On her first album under her own name, the Queens songwriter leaves the soft-focus folk of Goo behind for something denser, darker, and more volatile.
Beck Zegans used to call herself Goo. Under that name she made Squid Ink Sky, a record of lush, hallucinatory folk where organ and pedal steel wrapped around melodies that felt suspended in thick air. That album was 2023 and it deserved a longer life. But Engraving of Armor, her first release under her own name, moves in a very different direction. The dreaminess hasn’t vanished, but it now operates in harsher light. The arrangements are pricklier, the emotional register more combative.
Zegans has said the writing came from an angrier period spent listening to louder music. You can hear that in the way opener “When You Were in My Bed” starts as a gentle drone and then slowly coagulates into a chaotic krautrock rip, guitars snarling around the edges of her voice. She sings about a sleeping figure, “a dragon with folded wings,” and the tenderness of the image keeps colliding with the noise that eventually swallows it.
Throughout the record, Zegans works with a small group—Alex MacKay and Julian Fader—and together they pull the songs into stranger zones. “Record Tamer” hits a rhythmic pocket that briefly evokes Radiohead’s “Weird Fishes/Arpeggi,” but feels sparser, more brittle. “Slither” struts along with a casual menace before caving to a swarm of guitars as Zegans notes the distance between desire and control. There are moments that lean into immediate melody, like the jangling “Love in the End Times,” but an ominous current tugs at the edges of every hook.

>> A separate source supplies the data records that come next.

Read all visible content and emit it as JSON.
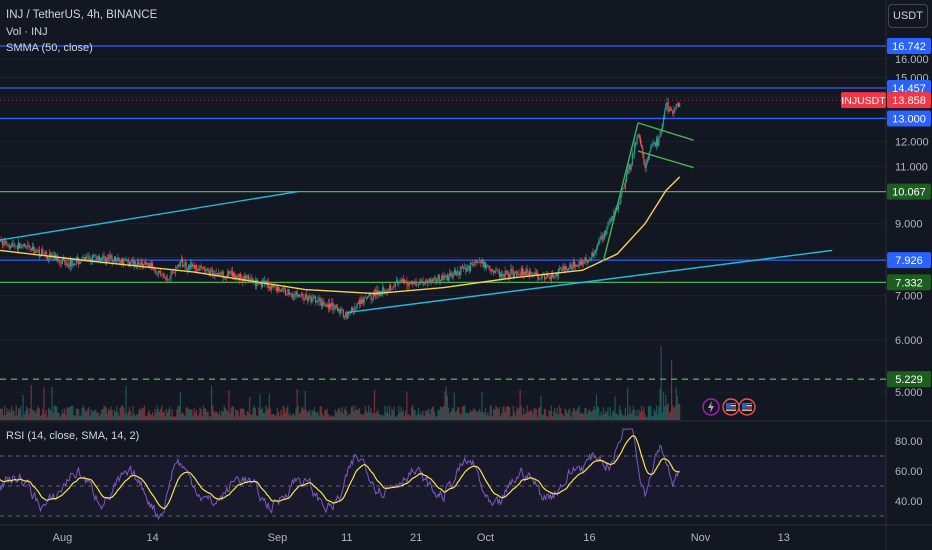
{
  "header": {
    "symbol_line": "INJ / TetherUS, 4h, BINANCE",
    "volume_label": "Vol · INJ",
    "smma_label": "SMMA (50, close)",
    "rsi_label": "RSI (14, close, SMA, 14, 2)",
    "currency_button": "USDT"
  },
  "colors": {
    "background": "#131722",
    "candle_up": "#26a69a",
    "candle_down": "#ef5350",
    "smma": "#f7d250",
    "rsi_line": "#7e57c2",
    "rsi_ma": "#f7e34a",
    "horizontal_blue": "#2962ff",
    "horizontal_green": "#4caf50",
    "trend_cyan": "#22b8d9",
    "channel_green": "#4caf50",
    "price_tag_red": "#f23645"
  },
  "icons": [
    "lightning-icon",
    "us-flag-event-icon",
    "us-flag-event-icon-2"
  ],
  "chart_data": {
    "type": "candlestick",
    "title": "INJ / TetherUS, 4h, BINANCE",
    "price_axis": {
      "ticks": [
        "16.000",
        "15.000",
        "14.000",
        "12.000",
        "11.000",
        "9.000",
        "8.000",
        "7.000",
        "6.000",
        "5.000"
      ],
      "scale": "log"
    },
    "time_axis": {
      "ticks": [
        "Aug",
        "14",
        "Sep",
        "11",
        "21",
        "Oct",
        "16",
        "Nov",
        "13"
      ]
    },
    "price_labels": [
      {
        "text": "16.742",
        "kind": "line-blue",
        "value": 16.742
      },
      {
        "text": "14.457",
        "kind": "line-blue",
        "value": 14.457
      },
      {
        "text": "13.858",
        "kind": "last-price",
        "value": 13.858,
        "name": "INJUSDT"
      },
      {
        "text": "13.000",
        "kind": "line-blue",
        "value": 13.0
      },
      {
        "text": "10.067",
        "kind": "line-green",
        "value": 10.067
      },
      {
        "text": "7.926",
        "kind": "line-blue",
        "value": 7.926
      },
      {
        "text": "7.332",
        "kind": "line-green",
        "value": 7.332
      },
      {
        "text": "5.229",
        "kind": "line-green-dashed",
        "value": 5.229
      }
    ],
    "price_path": [
      [
        "2023-07-23",
        8.45
      ],
      [
        "2023-07-28",
        8.2
      ],
      [
        "2023-08-02",
        7.85
      ],
      [
        "2023-08-06",
        8.0
      ],
      [
        "2023-08-10",
        7.9
      ],
      [
        "2023-08-14",
        7.75
      ],
      [
        "2023-08-16",
        7.4
      ],
      [
        "2023-08-18",
        7.85
      ],
      [
        "2023-08-22",
        7.6
      ],
      [
        "2023-08-26",
        7.5
      ],
      [
        "2023-08-30",
        7.3
      ],
      [
        "2023-09-03",
        7.05
      ],
      [
        "2023-09-08",
        6.8
      ],
      [
        "2023-09-11",
        6.55
      ],
      [
        "2023-09-14",
        6.95
      ],
      [
        "2023-09-18",
        7.3
      ],
      [
        "2023-09-22",
        7.35
      ],
      [
        "2023-09-26",
        7.5
      ],
      [
        "2023-09-30",
        7.9
      ],
      [
        "2023-10-03",
        7.55
      ],
      [
        "2023-10-07",
        7.6
      ],
      [
        "2023-10-10",
        7.45
      ],
      [
        "2023-10-13",
        7.75
      ],
      [
        "2023-10-16",
        7.95
      ],
      [
        "2023-10-18",
        8.7
      ],
      [
        "2023-10-20",
        9.5
      ],
      [
        "2023-10-22",
        11.2
      ],
      [
        "2023-10-23",
        12.3
      ],
      [
        "2023-10-24",
        11.0
      ],
      [
        "2023-10-25",
        11.8
      ],
      [
        "2023-10-26",
        12.0
      ],
      [
        "2023-10-27",
        13.6
      ],
      [
        "2023-10-28",
        13.2
      ],
      [
        "2023-10-29",
        13.858
      ]
    ],
    "smma_path": [
      [
        "2023-07-23",
        8.2
      ],
      [
        "2023-08-05",
        7.9
      ],
      [
        "2023-08-20",
        7.6
      ],
      [
        "2023-09-05",
        7.15
      ],
      [
        "2023-09-15",
        7.05
      ],
      [
        "2023-09-25",
        7.2
      ],
      [
        "2023-10-05",
        7.45
      ],
      [
        "2023-10-15",
        7.65
      ],
      [
        "2023-10-20",
        8.1
      ],
      [
        "2023-10-24",
        9.0
      ],
      [
        "2023-10-27",
        10.1
      ],
      [
        "2023-10-29",
        10.6
      ]
    ],
    "drawings": {
      "trendline_cyan_upper": [
        [
          "2023-07-23",
          8.5
        ],
        [
          "2023-09-04",
          10.07
        ]
      ],
      "trendline_cyan_lower": [
        [
          "2023-09-11",
          6.6
        ],
        [
          "2023-11-20",
          8.2
        ]
      ],
      "channel_green": [
        [
          [
            "2023-10-18",
            7.9
          ],
          [
            "2023-10-23",
            12.8
          ]
        ],
        [
          [
            "2023-10-23",
            12.8
          ],
          [
            "2023-10-31",
            12.05
          ]
        ],
        [
          [
            "2023-10-23",
            11.6
          ],
          [
            "2023-10-31",
            10.95
          ]
        ]
      ]
    },
    "rsi": {
      "levels": [
        70,
        50,
        30
      ],
      "ticks": [
        "80.00",
        "60.00",
        "40.00"
      ],
      "last_rsi": 72,
      "last_ma": 71
    }
  }
}
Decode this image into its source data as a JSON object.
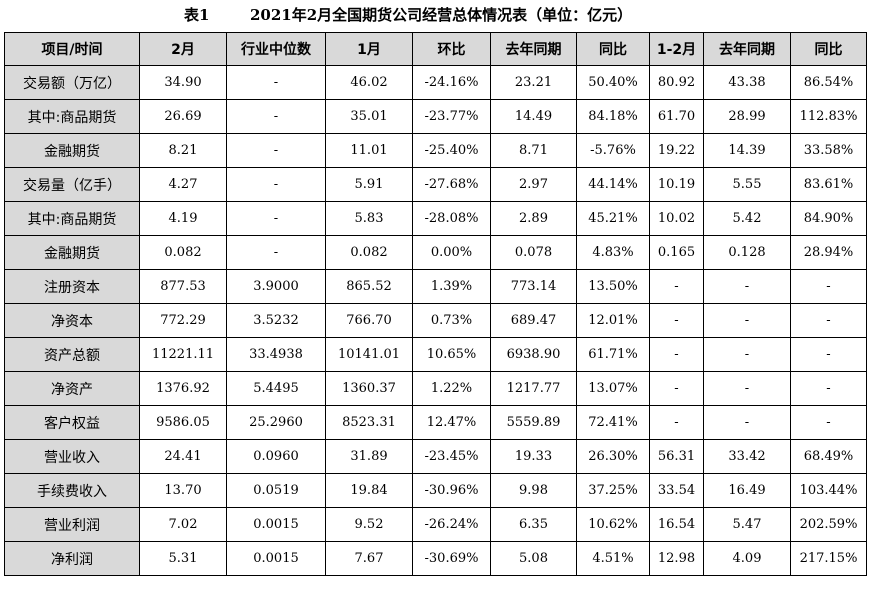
{
  "caption": {
    "label": "表1",
    "title": "2021年2月全国期货公司经营总体情况表（单位：亿元）"
  },
  "colors": {
    "header_bg": "#d9d9d9",
    "first_col_bg": "#d9d9d9",
    "border": "#000000"
  },
  "table": {
    "headers": [
      "项目/时间",
      "2月",
      "行业中位数",
      "1月",
      "环比",
      "去年同期",
      "同比",
      "1-2月",
      "去年同期",
      "同比"
    ],
    "rows": [
      {
        "label": "交易额（万亿）",
        "cells": [
          "34.90",
          "-",
          "46.02",
          "-24.16%",
          "23.21",
          "50.40%",
          "80.92",
          "43.38",
          "86.54%"
        ]
      },
      {
        "label": "其中:商品期货",
        "cells": [
          "26.69",
          "-",
          "35.01",
          "-23.77%",
          "14.49",
          "84.18%",
          "61.70",
          "28.99",
          "112.83%"
        ]
      },
      {
        "label": "金融期货",
        "cells": [
          "8.21",
          "-",
          "11.01",
          "-25.40%",
          "8.71",
          "-5.76%",
          "19.22",
          "14.39",
          "33.58%"
        ]
      },
      {
        "label": "交易量（亿手）",
        "cells": [
          "4.27",
          "-",
          "5.91",
          "-27.68%",
          "2.97",
          "44.14%",
          "10.19",
          "5.55",
          "83.61%"
        ]
      },
      {
        "label": "其中:商品期货",
        "cells": [
          "4.19",
          "-",
          "5.83",
          "-28.08%",
          "2.89",
          "45.21%",
          "10.02",
          "5.42",
          "84.90%"
        ]
      },
      {
        "label": "金融期货",
        "cells": [
          "0.082",
          "-",
          "0.082",
          "0.00%",
          "0.078",
          "4.83%",
          "0.165",
          "0.128",
          "28.94%"
        ]
      },
      {
        "label": "注册资本",
        "cells": [
          "877.53",
          "3.9000",
          "865.52",
          "1.39%",
          "773.14",
          "13.50%",
          "-",
          "-",
          "-"
        ]
      },
      {
        "label": "净资本",
        "cells": [
          "772.29",
          "3.5232",
          "766.70",
          "0.73%",
          "689.47",
          "12.01%",
          "-",
          "-",
          "-"
        ]
      },
      {
        "label": "资产总额",
        "cells": [
          "11221.11",
          "33.4938",
          "10141.01",
          "10.65%",
          "6938.90",
          "61.71%",
          "-",
          "-",
          "-"
        ]
      },
      {
        "label": "净资产",
        "cells": [
          "1376.92",
          "5.4495",
          "1360.37",
          "1.22%",
          "1217.77",
          "13.07%",
          "-",
          "-",
          "-"
        ]
      },
      {
        "label": "客户权益",
        "cells": [
          "9586.05",
          "25.2960",
          "8523.31",
          "12.47%",
          "5559.89",
          "72.41%",
          "-",
          "-",
          "-"
        ]
      },
      {
        "label": "营业收入",
        "cells": [
          "24.41",
          "0.0960",
          "31.89",
          "-23.45%",
          "19.33",
          "26.30%",
          "56.31",
          "33.42",
          "68.49%"
        ]
      },
      {
        "label": "手续费收入",
        "cells": [
          "13.70",
          "0.0519",
          "19.84",
          "-30.96%",
          "9.98",
          "37.25%",
          "33.54",
          "16.49",
          "103.44%"
        ]
      },
      {
        "label": "营业利润",
        "cells": [
          "7.02",
          "0.0015",
          "9.52",
          "-26.24%",
          "6.35",
          "10.62%",
          "16.54",
          "5.47",
          "202.59%"
        ]
      },
      {
        "label": "净利润",
        "cells": [
          "5.31",
          "0.0015",
          "7.67",
          "-30.69%",
          "5.08",
          "4.51%",
          "12.98",
          "4.09",
          "217.15%"
        ]
      }
    ]
  }
}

The album closes with “Armor (Susan’s Poem),” a gentle elegy that cautions against sealing yourself off. Zegans sings, “Only a suit of war remains,” and the line lands differently after the turbulent noise-rock climax of “Woods.” By then it’s clear that Engraving of Armor isn’t about hiding behind noise. It’s about letting the pressure build until something breaks open. The album is out now via Exploding in Sound.